Extending opportunities

In a panel discussion moderated by Laura Schulz, a professor in BCS and the department’s associate head for Diversity, Equity Inclusion and Justice Initiatives, the symposium also highlighted another dimension of harmful inequity that prevents people from reaching their full potential: the lack of diversity in science, technology, engineering, and mathematics, or “STEM.” Mirroring the focus other speakers put on seeking solutions, the panel featured people at MIT who are working to improve diversity in STEM, and participants in some of those programs who described what involvement has meant for them.

Picower Institute postdoc Héctor De Jesús-Cortés, a member of Picower Professor Mark Bear’s lab, for example, described how his participation as a student in Puerto Rico in the NIH-funded Minority Access for Research Careers program enabled him to do full-time research and to launch his scientific career.

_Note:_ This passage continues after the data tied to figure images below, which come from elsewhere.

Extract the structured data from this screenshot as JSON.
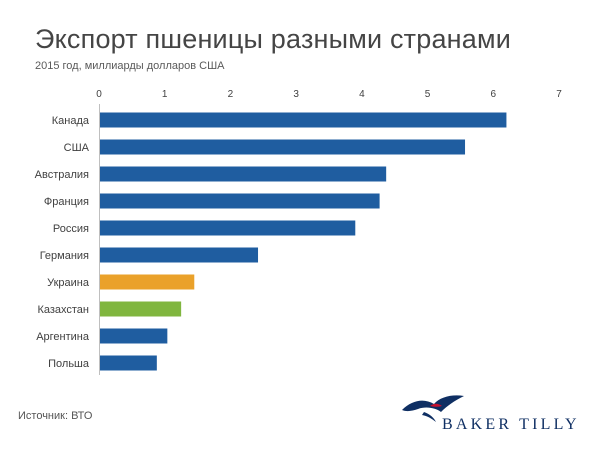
{
  "title": "Экспорт пшеницы разными странами",
  "subtitle": "2015 год, миллиарды долларов США",
  "source": "Источник: ВТО",
  "brand": {
    "name": "BAKER TILLY",
    "logo_icon": "bird-logo-icon"
  },
  "colors": {
    "default": "#1f5da0",
    "ukraine": "#eaa12a",
    "kazakhstan": "#80b63f",
    "axis": "#bfbfbf",
    "text": "#404040"
  },
  "chart_data": {
    "type": "bar",
    "orientation": "horizontal",
    "title": "Экспорт пшеницы разными странами",
    "subtitle": "2015 год, миллиарды долларов США",
    "xlim": [
      0,
      7
    ],
    "xticks": [
      0,
      1,
      2,
      3,
      4,
      5,
      6,
      7
    ],
    "grid": false,
    "categories": [
      "Канада",
      "США",
      "Австралия",
      "Франция",
      "Россия",
      "Германия",
      "Украина",
      "Казахстан",
      "Аргентина",
      "Польша"
    ],
    "values": [
      6.2,
      5.57,
      4.37,
      4.27,
      3.9,
      2.42,
      1.45,
      1.25,
      1.04,
      0.88
    ],
    "bar_colors": [
      "default",
      "default",
      "default",
      "default",
      "default",
      "default",
      "ukraine",
      "kazakhstan",
      "default",
      "default"
    ]
  }
}
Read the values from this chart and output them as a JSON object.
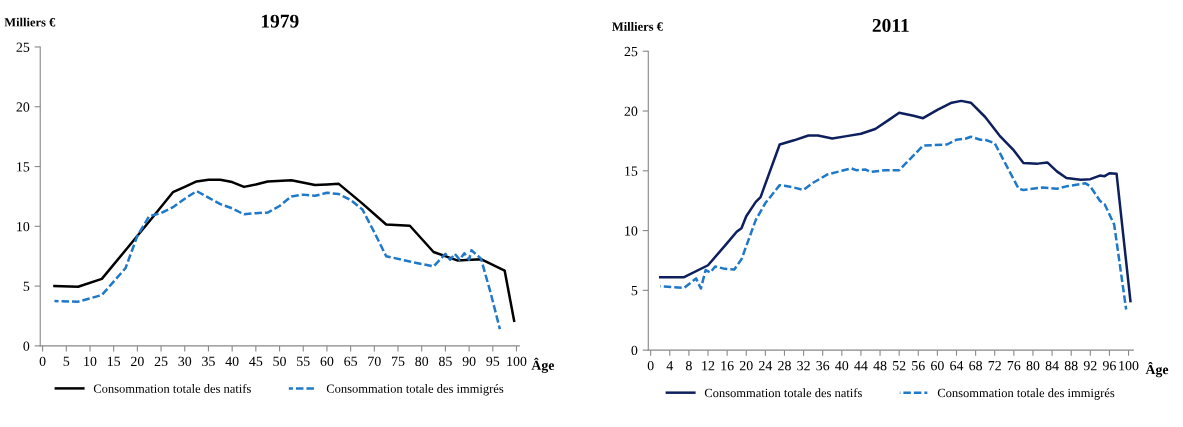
{
  "chart_data": [
    {
      "type": "line",
      "title": "1979",
      "ylabel": "Milliers €",
      "xlabel": "Âge",
      "xlim": [
        -0.5,
        100.6
      ],
      "xticks": [
        0,
        5,
        10,
        15,
        20,
        25,
        30,
        35,
        40,
        45,
        50,
        55,
        60,
        65,
        70,
        75,
        80,
        85,
        90,
        95,
        100
      ],
      "ylim": [
        0,
        25
      ],
      "yticks": [
        0,
        5,
        10,
        15,
        20,
        25
      ],
      "grid": false,
      "legend": "bottom",
      "series": [
        {
          "name": "Consommation totale des natifs",
          "color": "#000000",
          "line_style": "solid",
          "x": [
            2.5,
            7.5,
            12.5,
            17.5,
            22.5,
            27.5,
            30,
            32.5,
            35,
            37.5,
            40,
            42.5,
            45,
            47.5,
            52.5,
            57.5,
            60,
            62.5,
            67.5,
            72.5,
            77.5,
            82.5,
            87.5,
            92.5,
            97.5,
            99.5
          ],
          "values": [
            5.0,
            4.95,
            5.6,
            8.0,
            10.4,
            12.85,
            13.3,
            13.75,
            13.9,
            13.9,
            13.7,
            13.3,
            13.5,
            13.75,
            13.85,
            13.45,
            13.5,
            13.55,
            11.9,
            10.15,
            10.05,
            7.85,
            7.15,
            7.25,
            6.3,
            2.1
          ]
        },
        {
          "name": "Consommation totale des immigrés",
          "color": "#1f78c8",
          "line_style": "dashed",
          "x": [
            2.5,
            7.5,
            12.5,
            17.5,
            20,
            22.5,
            25,
            27.5,
            30,
            32.5,
            35,
            37.5,
            40,
            42.5,
            45,
            47.5,
            50,
            52.5,
            55,
            57.5,
            60,
            62.5,
            65,
            67.5,
            70,
            72.5,
            77.5,
            82.5,
            85,
            86,
            87,
            88,
            89,
            90,
            90.5,
            92.5,
            94.5,
            96.5
          ],
          "values": [
            3.75,
            3.7,
            4.25,
            6.5,
            9.2,
            10.85,
            11.1,
            11.6,
            12.3,
            12.95,
            12.4,
            11.85,
            11.5,
            11.0,
            11.1,
            11.15,
            11.7,
            12.5,
            12.65,
            12.55,
            12.8,
            12.7,
            12.2,
            11.4,
            9.5,
            7.5,
            7.05,
            6.65,
            7.7,
            7.2,
            7.7,
            7.2,
            7.75,
            7.2,
            8.0,
            7.3,
            4.5,
            1.4
          ]
        }
      ]
    },
    {
      "type": "line",
      "title": "2011",
      "ylabel": "Milliers €",
      "xlabel": "Âge",
      "xlim": [
        -0.5,
        101
      ],
      "xticks": [
        0,
        4,
        8,
        12,
        16,
        20,
        24,
        28,
        32,
        36,
        40,
        44,
        48,
        52,
        56,
        60,
        64,
        68,
        72,
        76,
        80,
        84,
        88,
        92,
        96,
        100
      ],
      "ylim": [
        0,
        25
      ],
      "yticks": [
        0,
        5,
        10,
        15,
        20,
        25
      ],
      "grid": false,
      "legend": "bottom",
      "series": [
        {
          "name": "Consommation totale des natifs",
          "color": "#0d1f5c",
          "line_style": "solid",
          "x": [
            2,
            7,
            12,
            16,
            18,
            19,
            20,
            22,
            23,
            27,
            30,
            33,
            35,
            38,
            41,
            44,
            47,
            50,
            52,
            55,
            57,
            60,
            63,
            65,
            67,
            70,
            73,
            76,
            78,
            81,
            83,
            85,
            87,
            90,
            92,
            94,
            95,
            96,
            97.5,
            100.4
          ],
          "values": [
            6.1,
            6.1,
            7.1,
            8.95,
            9.9,
            10.2,
            11.2,
            12.4,
            12.8,
            17.2,
            17.55,
            17.95,
            17.95,
            17.7,
            17.9,
            18.1,
            18.5,
            19.3,
            19.85,
            19.6,
            19.4,
            20.1,
            20.7,
            20.85,
            20.7,
            19.5,
            17.95,
            16.7,
            15.65,
            15.6,
            15.7,
            14.95,
            14.4,
            14.25,
            14.3,
            14.6,
            14.55,
            14.8,
            14.75,
            4.1
          ]
        },
        {
          "name": "Consommation totale des immigrés",
          "color": "#1f78c8",
          "line_style": "dashed",
          "x": [
            2,
            7,
            9.5,
            10.5,
            11.5,
            12.5,
            13.5,
            15.5,
            17.5,
            19,
            22,
            24,
            27,
            28,
            30,
            32,
            34,
            37,
            40,
            42,
            43,
            45,
            46,
            49,
            52,
            57,
            59,
            62,
            64,
            66,
            67,
            69,
            70,
            72,
            77,
            78,
            82,
            85,
            87,
            91,
            92,
            94,
            95,
            97,
            99.5
          ],
          "values": [
            5.35,
            5.2,
            6.0,
            5.15,
            6.7,
            6.5,
            7.0,
            6.8,
            6.75,
            7.6,
            10.9,
            12.3,
            13.8,
            13.75,
            13.6,
            13.4,
            14.0,
            14.7,
            15.0,
            15.2,
            15.05,
            15.1,
            14.9,
            15.05,
            15.05,
            17.1,
            17.15,
            17.2,
            17.6,
            17.7,
            17.85,
            17.6,
            17.6,
            17.3,
            13.5,
            13.4,
            13.6,
            13.5,
            13.7,
            13.95,
            13.7,
            12.5,
            12.2,
            10.5,
            3.4
          ]
        }
      ]
    }
  ]
}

That and other opportunities inspired him to co-found the Sagrado MIT Neuroscience Pre-College Program, which helps high school students all over Puerto Rico to gain more exposure to science and knowledge about science careers. Of the 11 juniors who participated last year, many are now headed for colleges such as Stanford University, Yale University, Emory University, Cornell University, and Georgia Tech, he said.

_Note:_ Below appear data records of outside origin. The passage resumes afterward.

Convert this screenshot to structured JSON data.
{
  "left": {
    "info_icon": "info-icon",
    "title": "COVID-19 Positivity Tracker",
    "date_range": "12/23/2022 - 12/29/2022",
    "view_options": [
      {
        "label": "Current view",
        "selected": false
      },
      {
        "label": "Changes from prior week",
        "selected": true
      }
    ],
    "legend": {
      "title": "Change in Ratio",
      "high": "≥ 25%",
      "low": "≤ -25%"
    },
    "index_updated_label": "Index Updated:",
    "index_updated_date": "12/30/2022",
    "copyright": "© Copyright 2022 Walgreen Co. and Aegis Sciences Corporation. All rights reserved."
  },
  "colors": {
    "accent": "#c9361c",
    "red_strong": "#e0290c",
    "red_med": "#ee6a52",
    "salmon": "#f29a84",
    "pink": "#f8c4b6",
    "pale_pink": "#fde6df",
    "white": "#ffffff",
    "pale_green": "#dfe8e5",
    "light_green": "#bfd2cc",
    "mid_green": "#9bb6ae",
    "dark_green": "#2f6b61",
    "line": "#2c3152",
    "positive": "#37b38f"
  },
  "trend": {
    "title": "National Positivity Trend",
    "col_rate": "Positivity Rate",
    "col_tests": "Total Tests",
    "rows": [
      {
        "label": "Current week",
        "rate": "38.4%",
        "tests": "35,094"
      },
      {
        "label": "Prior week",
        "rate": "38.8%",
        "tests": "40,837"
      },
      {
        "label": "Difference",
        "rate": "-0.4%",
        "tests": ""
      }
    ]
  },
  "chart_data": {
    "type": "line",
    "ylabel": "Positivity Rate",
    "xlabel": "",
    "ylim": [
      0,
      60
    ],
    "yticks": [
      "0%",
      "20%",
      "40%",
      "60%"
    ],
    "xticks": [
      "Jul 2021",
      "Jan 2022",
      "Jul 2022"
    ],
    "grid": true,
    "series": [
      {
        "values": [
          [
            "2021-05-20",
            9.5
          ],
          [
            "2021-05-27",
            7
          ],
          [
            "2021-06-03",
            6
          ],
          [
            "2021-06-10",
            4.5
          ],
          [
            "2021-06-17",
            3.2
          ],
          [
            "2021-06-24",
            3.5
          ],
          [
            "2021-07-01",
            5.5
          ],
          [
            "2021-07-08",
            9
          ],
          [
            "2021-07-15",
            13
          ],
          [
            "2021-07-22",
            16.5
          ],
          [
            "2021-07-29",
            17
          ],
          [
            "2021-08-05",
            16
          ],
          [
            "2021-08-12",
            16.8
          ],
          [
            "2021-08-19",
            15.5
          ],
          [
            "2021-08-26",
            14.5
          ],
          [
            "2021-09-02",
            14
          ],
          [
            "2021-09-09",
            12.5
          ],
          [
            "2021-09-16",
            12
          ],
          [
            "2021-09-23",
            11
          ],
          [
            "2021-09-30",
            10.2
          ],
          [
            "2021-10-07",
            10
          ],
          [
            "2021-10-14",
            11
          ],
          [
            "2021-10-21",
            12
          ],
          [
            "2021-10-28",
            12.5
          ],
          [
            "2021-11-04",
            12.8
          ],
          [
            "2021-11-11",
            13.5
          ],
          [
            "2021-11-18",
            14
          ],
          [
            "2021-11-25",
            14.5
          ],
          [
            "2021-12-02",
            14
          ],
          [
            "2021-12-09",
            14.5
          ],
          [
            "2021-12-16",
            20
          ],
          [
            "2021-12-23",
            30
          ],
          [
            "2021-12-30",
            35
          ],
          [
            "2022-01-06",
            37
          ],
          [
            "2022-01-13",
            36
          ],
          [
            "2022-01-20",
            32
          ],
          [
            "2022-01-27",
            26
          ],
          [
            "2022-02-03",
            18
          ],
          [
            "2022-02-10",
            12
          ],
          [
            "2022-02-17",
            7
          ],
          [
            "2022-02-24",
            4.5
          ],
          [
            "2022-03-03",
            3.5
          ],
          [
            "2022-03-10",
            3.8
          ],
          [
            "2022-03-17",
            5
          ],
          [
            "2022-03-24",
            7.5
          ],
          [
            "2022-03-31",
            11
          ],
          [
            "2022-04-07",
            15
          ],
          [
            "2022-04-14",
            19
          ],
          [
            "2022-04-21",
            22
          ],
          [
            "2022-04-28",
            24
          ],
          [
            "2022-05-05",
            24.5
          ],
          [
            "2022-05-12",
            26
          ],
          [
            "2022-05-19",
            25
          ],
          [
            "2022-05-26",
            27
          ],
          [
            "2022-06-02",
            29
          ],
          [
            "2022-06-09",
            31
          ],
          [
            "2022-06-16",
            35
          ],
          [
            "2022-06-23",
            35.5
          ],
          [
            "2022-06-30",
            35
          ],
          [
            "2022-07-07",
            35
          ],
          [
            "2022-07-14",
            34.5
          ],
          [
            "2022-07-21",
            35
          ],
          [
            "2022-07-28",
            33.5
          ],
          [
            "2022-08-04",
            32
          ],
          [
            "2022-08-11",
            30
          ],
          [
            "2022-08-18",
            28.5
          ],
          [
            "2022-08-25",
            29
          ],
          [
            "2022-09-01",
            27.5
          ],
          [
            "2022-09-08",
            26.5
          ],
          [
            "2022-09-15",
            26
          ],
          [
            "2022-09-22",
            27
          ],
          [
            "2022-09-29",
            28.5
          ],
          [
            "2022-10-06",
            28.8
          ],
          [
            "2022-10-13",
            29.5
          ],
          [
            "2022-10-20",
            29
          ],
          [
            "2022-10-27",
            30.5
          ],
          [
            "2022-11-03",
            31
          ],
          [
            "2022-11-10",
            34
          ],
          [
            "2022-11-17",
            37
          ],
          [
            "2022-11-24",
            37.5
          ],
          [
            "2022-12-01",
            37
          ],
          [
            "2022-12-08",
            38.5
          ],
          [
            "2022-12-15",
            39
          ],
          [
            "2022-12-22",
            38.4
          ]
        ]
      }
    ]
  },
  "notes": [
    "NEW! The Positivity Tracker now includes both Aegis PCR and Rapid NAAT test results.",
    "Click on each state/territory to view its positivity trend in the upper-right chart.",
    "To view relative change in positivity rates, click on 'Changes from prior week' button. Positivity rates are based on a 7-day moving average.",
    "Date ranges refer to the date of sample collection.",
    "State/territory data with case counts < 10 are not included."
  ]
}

The MIT Office of Engineering Outreach’s three programs are currently serving about 365 high-achieving pre-college students from underrepresented groups and disadvantaged backgrounds. In all, OEOP has served more than 5,000 students, said Executive Director Eboney Hearn. About 80 percent have gone on to earn at least bachelor’s degrees in STEM fields, she said, including many at MIT.

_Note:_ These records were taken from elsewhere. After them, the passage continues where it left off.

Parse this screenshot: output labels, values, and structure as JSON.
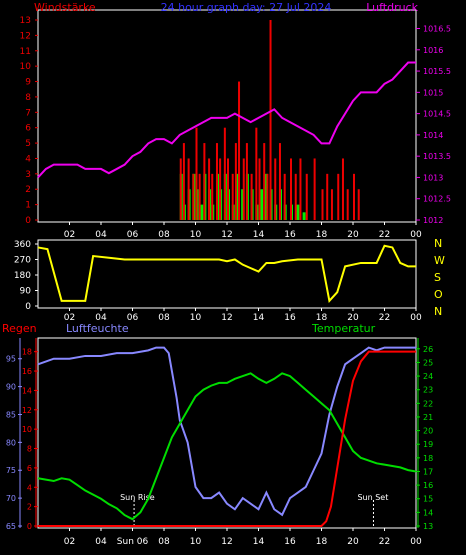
{
  "panel1": {
    "title": "24 hour graph day:  27 Jul 2024",
    "left_label": "Windstärke",
    "right_label": "Luftdruck",
    "left_ticks": [
      "0",
      "1",
      "2",
      "3",
      "4",
      "5",
      "6",
      "7",
      "8",
      "9",
      "10",
      "11",
      "12",
      "13"
    ],
    "right_ticks": [
      "1012",
      "1012.5",
      "1013",
      "1013.5",
      "1014",
      "1014.5",
      "1015",
      "1015.5",
      "1016",
      "1016.5"
    ],
    "hour_ticks": [
      "02",
      "04",
      "06",
      "08",
      "10",
      "12",
      "14",
      "16",
      "18",
      "20",
      "22",
      "00"
    ]
  },
  "panel2": {
    "left_ticks": [
      "0",
      "90",
      "180",
      "270",
      "360"
    ],
    "compass": [
      "N",
      "W",
      "S",
      "O",
      "N"
    ],
    "hour_ticks": [
      "02",
      "04",
      "06",
      "08",
      "10",
      "12",
      "14",
      "16",
      "18",
      "20",
      "22",
      "00"
    ]
  },
  "panel3": {
    "regen_label": "Regen",
    "humidity_label": "Luftfeuchte",
    "temp_label": "Temperatur",
    "regen_ticks": [
      "0",
      "2",
      "4",
      "6",
      "8",
      "10",
      "12",
      "14",
      "16",
      "18"
    ],
    "humidity_ticks": [
      "65",
      "70",
      "75",
      "80",
      "85",
      "90",
      "95"
    ],
    "temp_ticks": [
      "13",
      "14",
      "15",
      "16",
      "17",
      "18",
      "19",
      "20",
      "21",
      "22",
      "23",
      "24",
      "25",
      "26"
    ],
    "sun_rise_label": "Sun Rise",
    "sun_set_label": "Sun Set",
    "hour_ticks": [
      "02",
      "04",
      "Sun 06",
      "08",
      "10",
      "12",
      "14",
      "16",
      "18",
      "20",
      "22",
      "00"
    ]
  },
  "colors": {
    "wind_avg": "#00ee00",
    "wind_gust": "#ee0000",
    "pressure": "#ee00ee",
    "direction": "#ffff00",
    "humidity": "#8888ff",
    "temperature": "#00dd00",
    "rain": "#ff0000",
    "axis": "#ffffff",
    "title": "#3333ff",
    "sun_lines": "#ffffff"
  },
  "chart_data": [
    {
      "type": "line",
      "name": "wind-pressure",
      "x_unit": "hours",
      "xlim": [
        0,
        24
      ],
      "ylim_left": [
        0,
        13
      ],
      "ylim_right": [
        1012,
        1016.7
      ],
      "pressure": {
        "x": [
          0,
          0.5,
          1,
          1.5,
          2,
          2.5,
          3,
          3.5,
          4,
          4.5,
          5,
          5.5,
          6,
          6.5,
          7,
          7.5,
          8,
          8.5,
          9,
          9.5,
          10,
          10.5,
          11,
          11.5,
          12,
          12.5,
          13,
          13.5,
          14,
          14.5,
          15,
          15.5,
          16,
          16.5,
          17,
          17.5,
          18,
          18.5,
          19,
          19.5,
          20,
          20.5,
          21,
          21.5,
          22,
          22.5,
          23,
          23.5,
          24
        ],
        "y": [
          1013.0,
          1013.2,
          1013.3,
          1013.3,
          1013.3,
          1013.3,
          1013.2,
          1013.2,
          1013.2,
          1013.1,
          1013.2,
          1013.3,
          1013.5,
          1013.6,
          1013.8,
          1013.9,
          1013.9,
          1013.8,
          1014.0,
          1014.1,
          1014.2,
          1014.3,
          1014.4,
          1014.4,
          1014.4,
          1014.5,
          1014.4,
          1014.3,
          1014.4,
          1014.5,
          1014.6,
          1014.4,
          1014.3,
          1014.2,
          1014.1,
          1014.0,
          1013.8,
          1013.8,
          1014.2,
          1014.5,
          1014.8,
          1015.0,
          1015.0,
          1015.0,
          1015.2,
          1015.3,
          1015.5,
          1015.7,
          1015.7
        ]
      },
      "wind_avg": {
        "x": [
          9.0,
          9.2,
          9.5,
          9.8,
          10.0,
          10.3,
          10.5,
          10.8,
          11.0,
          11.3,
          11.5,
          11.8,
          12.0,
          12.3,
          12.6,
          12.9,
          13.2,
          13.5,
          13.8,
          14.1,
          14.4,
          14.7,
          15.0,
          15.3,
          15.6,
          16.0,
          16.4,
          16.8
        ],
        "y": [
          3,
          1,
          2,
          3,
          2,
          1,
          3,
          2,
          1,
          3,
          2,
          3,
          2,
          1,
          3,
          2,
          3,
          2,
          1,
          2,
          3,
          2,
          1,
          2,
          1,
          1,
          1,
          0.5
        ]
      },
      "wind_gust": {
        "x": [
          9.0,
          9.2,
          9.5,
          9.8,
          10.0,
          10.2,
          10.5,
          10.8,
          11.0,
          11.3,
          11.5,
          11.8,
          12.0,
          12.3,
          12.5,
          12.7,
          13.0,
          13.2,
          13.5,
          13.8,
          14.0,
          14.3,
          14.5,
          14.7,
          15.0,
          15.3,
          15.6,
          16.0,
          16.3,
          16.6,
          17.0,
          17.5,
          18.0,
          18.3,
          18.6,
          19.0,
          19.3,
          19.6,
          20.0,
          20.3
        ],
        "y": [
          4,
          5,
          4,
          3,
          6,
          3,
          5,
          4,
          3,
          5,
          4,
          6,
          4,
          3,
          5,
          9,
          4,
          5,
          3,
          6,
          4,
          5,
          3,
          13,
          4,
          5,
          3,
          4,
          3,
          4,
          3,
          4,
          2,
          3,
          2,
          3,
          4,
          2,
          3,
          2
        ]
      }
    },
    {
      "type": "line",
      "name": "wind-direction",
      "x_unit": "hours",
      "xlim": [
        0,
        24
      ],
      "ylim": [
        0,
        360
      ],
      "x": [
        0,
        0.6,
        1.5,
        2.5,
        3.0,
        3.5,
        4.5,
        5.5,
        6.5,
        7.5,
        8.5,
        9.5,
        10.5,
        11.5,
        12.0,
        12.5,
        13.0,
        13.5,
        14.0,
        14.5,
        15.0,
        15.5,
        16.5,
        17.5,
        18.0,
        18.5,
        19.0,
        19.5,
        20.5,
        21.5,
        22.0,
        22.5,
        23.0,
        23.5,
        24
      ],
      "y": [
        340,
        330,
        30,
        30,
        30,
        290,
        280,
        270,
        270,
        270,
        270,
        270,
        270,
        270,
        260,
        270,
        240,
        220,
        200,
        250,
        250,
        260,
        270,
        270,
        270,
        30,
        80,
        230,
        250,
        250,
        350,
        340,
        250,
        230,
        230
      ]
    },
    {
      "type": "line",
      "name": "rain-humidity-temperature",
      "x_unit": "hours",
      "xlim": [
        0,
        24
      ],
      "ylim_regen": [
        0,
        19
      ],
      "ylim_humidity": [
        65,
        98
      ],
      "ylim_temp": [
        13,
        26.5
      ],
      "humidity": {
        "x": [
          0,
          1,
          2,
          3,
          4,
          5,
          6,
          7,
          7.5,
          8,
          8.3,
          8.8,
          9,
          9.5,
          10,
          10.5,
          11,
          11.5,
          12,
          12.5,
          13,
          13.5,
          14,
          14.5,
          15,
          15.5,
          16,
          16.5,
          17,
          17.5,
          18,
          18.5,
          19,
          19.5,
          20,
          20.5,
          21,
          21.5,
          22,
          22.5,
          23,
          23.5,
          24
        ],
        "y": [
          94,
          95,
          95,
          95.5,
          95.5,
          96,
          96,
          96.5,
          97,
          97,
          96,
          88,
          84,
          80,
          72,
          70,
          70,
          71,
          69,
          68,
          70,
          69,
          68,
          71,
          68,
          67,
          70,
          71,
          72,
          75,
          78,
          85,
          90,
          94,
          95,
          96,
          97,
          96.5,
          97,
          97,
          97,
          97,
          97
        ]
      },
      "temperature": {
        "x": [
          0,
          0.5,
          1,
          1.5,
          2,
          2.5,
          3,
          3.5,
          4,
          4.5,
          5,
          5.5,
          6,
          6.5,
          7,
          7.5,
          8,
          8.5,
          9,
          9.5,
          10,
          10.5,
          11,
          11.5,
          12,
          12.5,
          13,
          13.5,
          14,
          14.5,
          15,
          15.5,
          16,
          16.5,
          17,
          17.5,
          18,
          18.5,
          19,
          19.5,
          20,
          20.5,
          21,
          21.5,
          22,
          22.5,
          23,
          23.5,
          24
        ],
        "y": [
          16.5,
          16.4,
          16.3,
          16.5,
          16.4,
          16.0,
          15.6,
          15.3,
          15.0,
          14.6,
          14.3,
          13.8,
          13.5,
          14.0,
          15.0,
          16.5,
          18.0,
          19.5,
          20.5,
          21.5,
          22.5,
          23.0,
          23.3,
          23.5,
          23.5,
          23.8,
          24.0,
          24.2,
          23.8,
          23.5,
          23.8,
          24.2,
          24.0,
          23.5,
          23.0,
          22.5,
          22.0,
          21.5,
          20.5,
          19.5,
          18.5,
          18.0,
          17.8,
          17.6,
          17.5,
          17.4,
          17.3,
          17.1,
          17.0
        ]
      },
      "rain": {
        "x": [
          0,
          16,
          17,
          18,
          18.3,
          18.6,
          19,
          19.5,
          20,
          20.5,
          21,
          21.5,
          22,
          22.5,
          23,
          23.5,
          24
        ],
        "y": [
          0,
          0,
          0,
          0,
          0.5,
          2,
          6,
          11,
          15,
          17,
          18,
          18,
          18,
          18,
          18,
          18,
          18
        ]
      },
      "sun_rise_hour": 6.1,
      "sun_set_hour": 21.3
    }
  ]
}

“Our alumni tell us that our programs have helped to level the playing field and helped them to get to places in their academic and personal journeys that didn’t seem possible,” she said.

Schulz’s lab has been an active locus within BCS for inspiring and mentoring students at various stages. Graduate student Junyi Chu, for instance, described how last year she helped to launch the lab’s high school internship program, in partnership with Somerville High School and Black Girls Code. The lab has already engaged 17 students in the lab’s work studying cognition in babies. Interns also learn about science careers and publishing.

Panelist Liora Jones, from Torrington, Connecticut, was a Schulz lab intern. She just graduated high school and will study cognitive science at Wellesley College in the fall. Inspired by the fields of human-computer interaction, psychology, and artificial intelligence, she said she saw the internship as a way to learn more about cognition and to gain research skills. She did, and in the process met a mentor, new friends, and attended her first research conference.

Chu has also mentored college students in the MIT Summer Research Program. Among them is Kailande Cassamajor, who just graduated from Howard University with a degree in biology and psychology, and will attend a master’s program in data science at Columbia University in the fall. Cassamajor said she enjoyed the chance to meet fellow MSRP students from other schools as well as to work with graduate students, like Junyi, who exposed her to cognitive and computational neuroscience. She greatly expanded her experience using a new programming language, for example.

In his remarks, panelist Tyler Bonnen provided vivid, personal representation of many of the themes of the day. Now a fifth-year neuroscience graduate student at Stanford, he described his adolescence in Miami Dade County, Florida, as “mired within the criminal justice system: rehabs, hospitals, jail cells, psych wards, detention centers.” But he had a “good judge” and was lucky enough to be picked for a study in which he and his family were helped. He got out of the institutions in which he was being harmed, he said, did social justice work, and then found his way to community college, where he encountered a program that would finance his education if he would study science.

After earning a degree at Columbia, he studied at MIT as a BCS postbaccalaureate scholar with Schulz and Professor Rebecca Saxe. Now he’s dedicating his multidisciplinary research to studying how memory works, with the goal of better understanding trauma and helping people overcome it. He’s bringing his stories and science together to help others overcome acute stresses of their own.